In 1982, Sengupta volunteered to join an Indian expedition to Antarctica but her application was rejected because she was a woman. “All your life you are [ignored for] important responsibilities. You just have to work hard,” she told The Wire.

The next year, the government invited her to an interview and then sent her to train in Kargil. She would travel to Antarctica in 1983 and again in 1989.

“Both times, we travelled on ship. It took about a month to [get] there.” She recalled how the continent appeared in front of them like a swathe of crystalline ice that could cut through ship like paper. Once they were on land, the crew had to get to work in the face of powerful blizzards and a Sun that never set.

And since 1983, women have been going on Antarctic expeditions every year, Sengupta told The Wire.

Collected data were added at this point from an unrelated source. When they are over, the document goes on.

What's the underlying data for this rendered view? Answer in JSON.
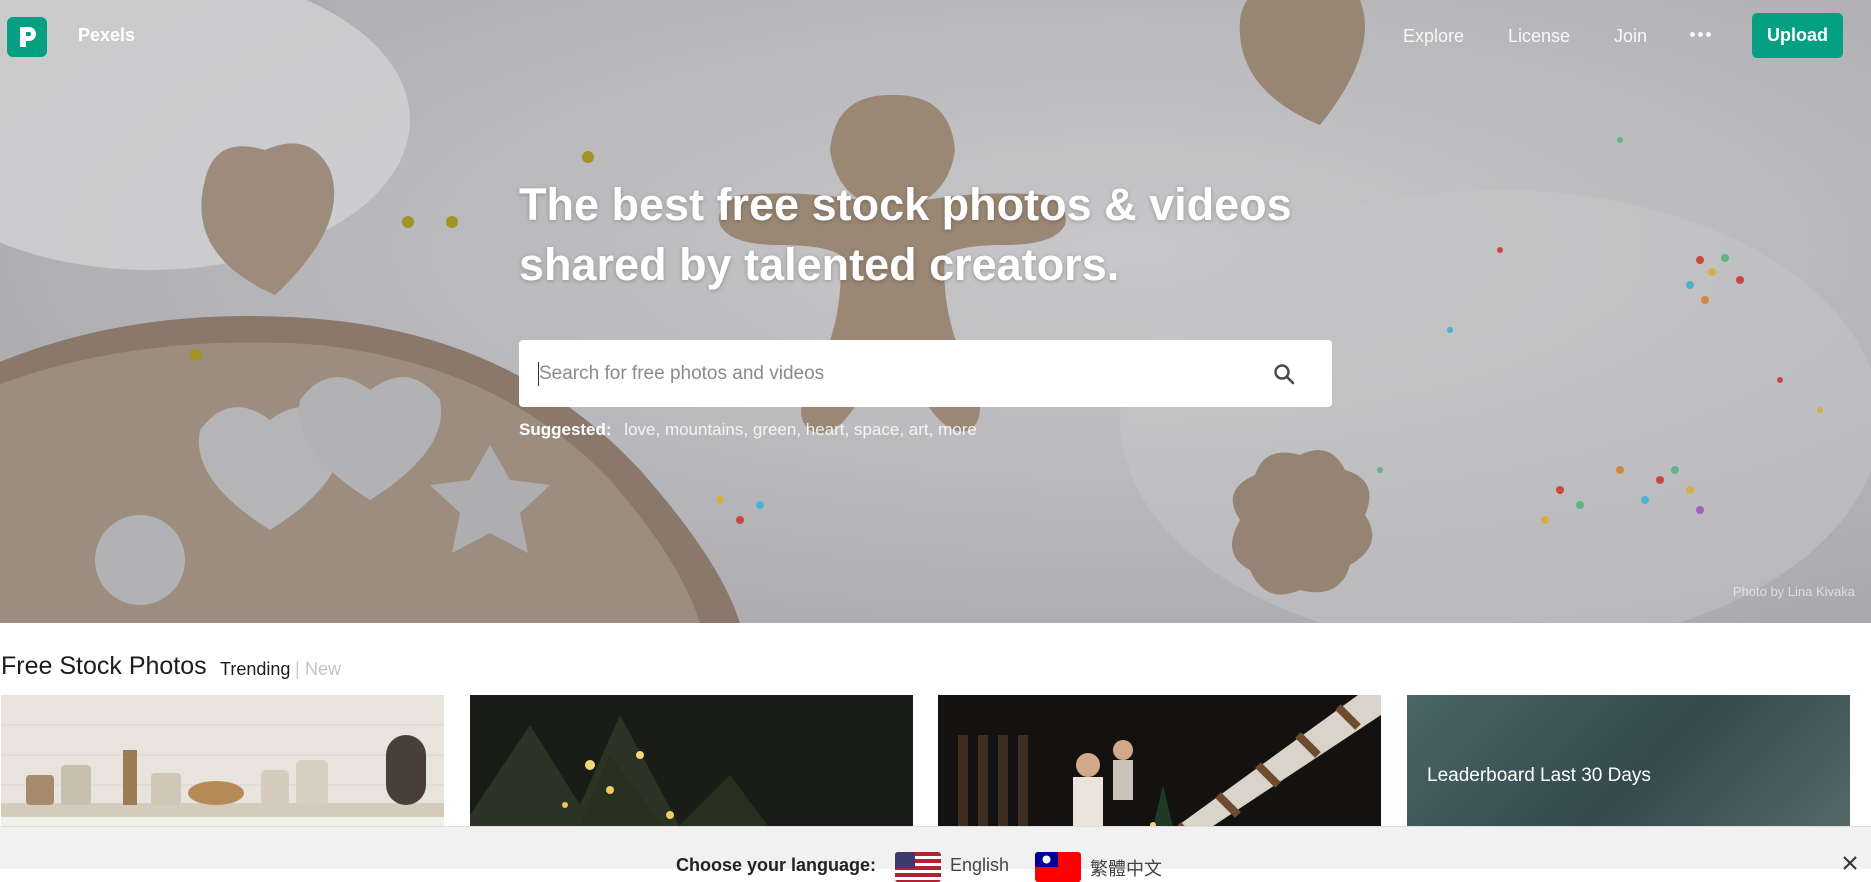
{
  "nav": {
    "brand": "Pexels",
    "links": [
      "Explore",
      "License",
      "Join"
    ],
    "upload_label": "Upload",
    "accent_color": "#05a081"
  },
  "hero": {
    "headline_line1": "The best free stock photos & videos",
    "headline_line2": "shared by talented creators.",
    "search_placeholder": "Search for free photos and videos",
    "suggested_label": "Suggested:",
    "suggested_tags": [
      "love",
      "mountains",
      "green",
      "heart",
      "space",
      "art",
      "more"
    ],
    "photo_credit": "Photo by Lina Kivaka"
  },
  "section": {
    "title": "Free Stock Photos",
    "tab_trending": "Trending",
    "tab_separator": "|",
    "tab_new": "New",
    "leaderboard_title": "Leaderboard Last 30 Days"
  },
  "language_bar": {
    "prompt": "Choose your language:",
    "options": [
      "English",
      "繁體中文"
    ]
  },
  "icons": {
    "logo": "pexels-logo-icon",
    "more": "ellipsis-icon",
    "search": "search-icon",
    "close": "close-icon"
  }
}
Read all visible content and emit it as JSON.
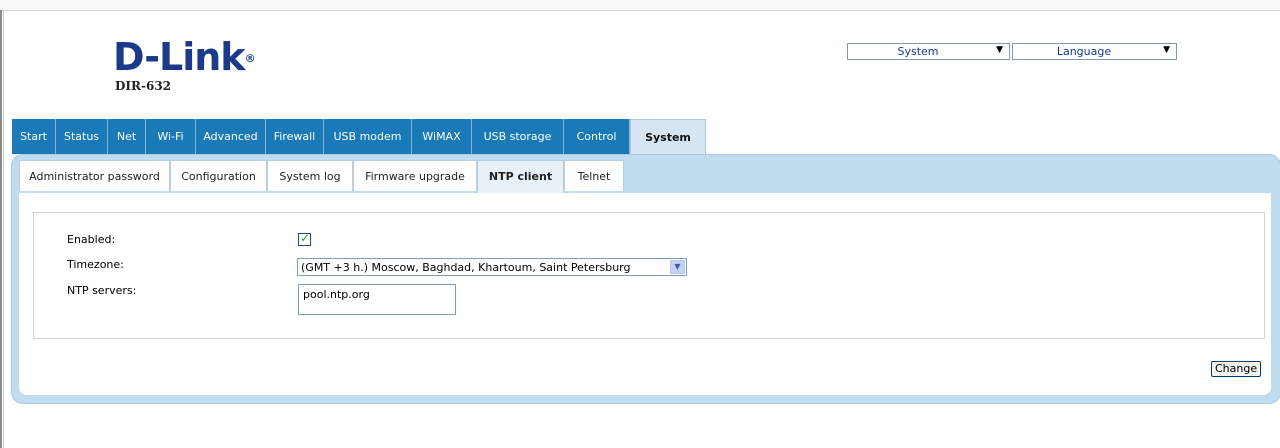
{
  "brand": {
    "logo": "D-Link",
    "model": "DIR-632"
  },
  "top_controls": {
    "system_select": "System",
    "language_select": "Language"
  },
  "main_tabs": [
    {
      "label": "Start"
    },
    {
      "label": "Status"
    },
    {
      "label": "Net"
    },
    {
      "label": "Wi-Fi"
    },
    {
      "label": "Advanced"
    },
    {
      "label": "Firewall"
    },
    {
      "label": "USB modem"
    },
    {
      "label": "WiMAX"
    },
    {
      "label": "USB storage"
    },
    {
      "label": "Control"
    },
    {
      "label": "System",
      "active": true
    }
  ],
  "sub_tabs": [
    {
      "label": "Administrator password"
    },
    {
      "label": "Configuration"
    },
    {
      "label": "System log"
    },
    {
      "label": "Firmware upgrade"
    },
    {
      "label": "NTP client",
      "active": true
    },
    {
      "label": "Telnet"
    }
  ],
  "form": {
    "enabled_label": "Enabled:",
    "enabled_checked": true,
    "timezone_label": "Timezone:",
    "timezone_value": "(GMT +3 h.) Moscow, Baghdad, Khartoum, Saint Petersburg",
    "ntp_label": "NTP servers:",
    "ntp_value": "pool.ntp.org"
  },
  "actions": {
    "change_label": "Change"
  },
  "icons": {
    "dropdown": "chevron-down-icon",
    "checkbox": "checkmark-icon"
  },
  "colors": {
    "brand": "#1b3a8a",
    "tab_bg": "#1a7ab8",
    "panel_bg": "#c2dcef"
  }
}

Women have also made up “30-40%” of the expedition crew.

In recognition of her work “in interpreting the deformation of boudinage layers as well as pebbles in conglomerates by application of theoretical and experimental modelling and field testing,” she was awarded the Shanti Swarup Bhatnagar Prize in 1991.

“I come from the land of Durga. We worship Durga and as a child I believed that she lived in Kailash. Now, I know that Durga lives in us, in all women.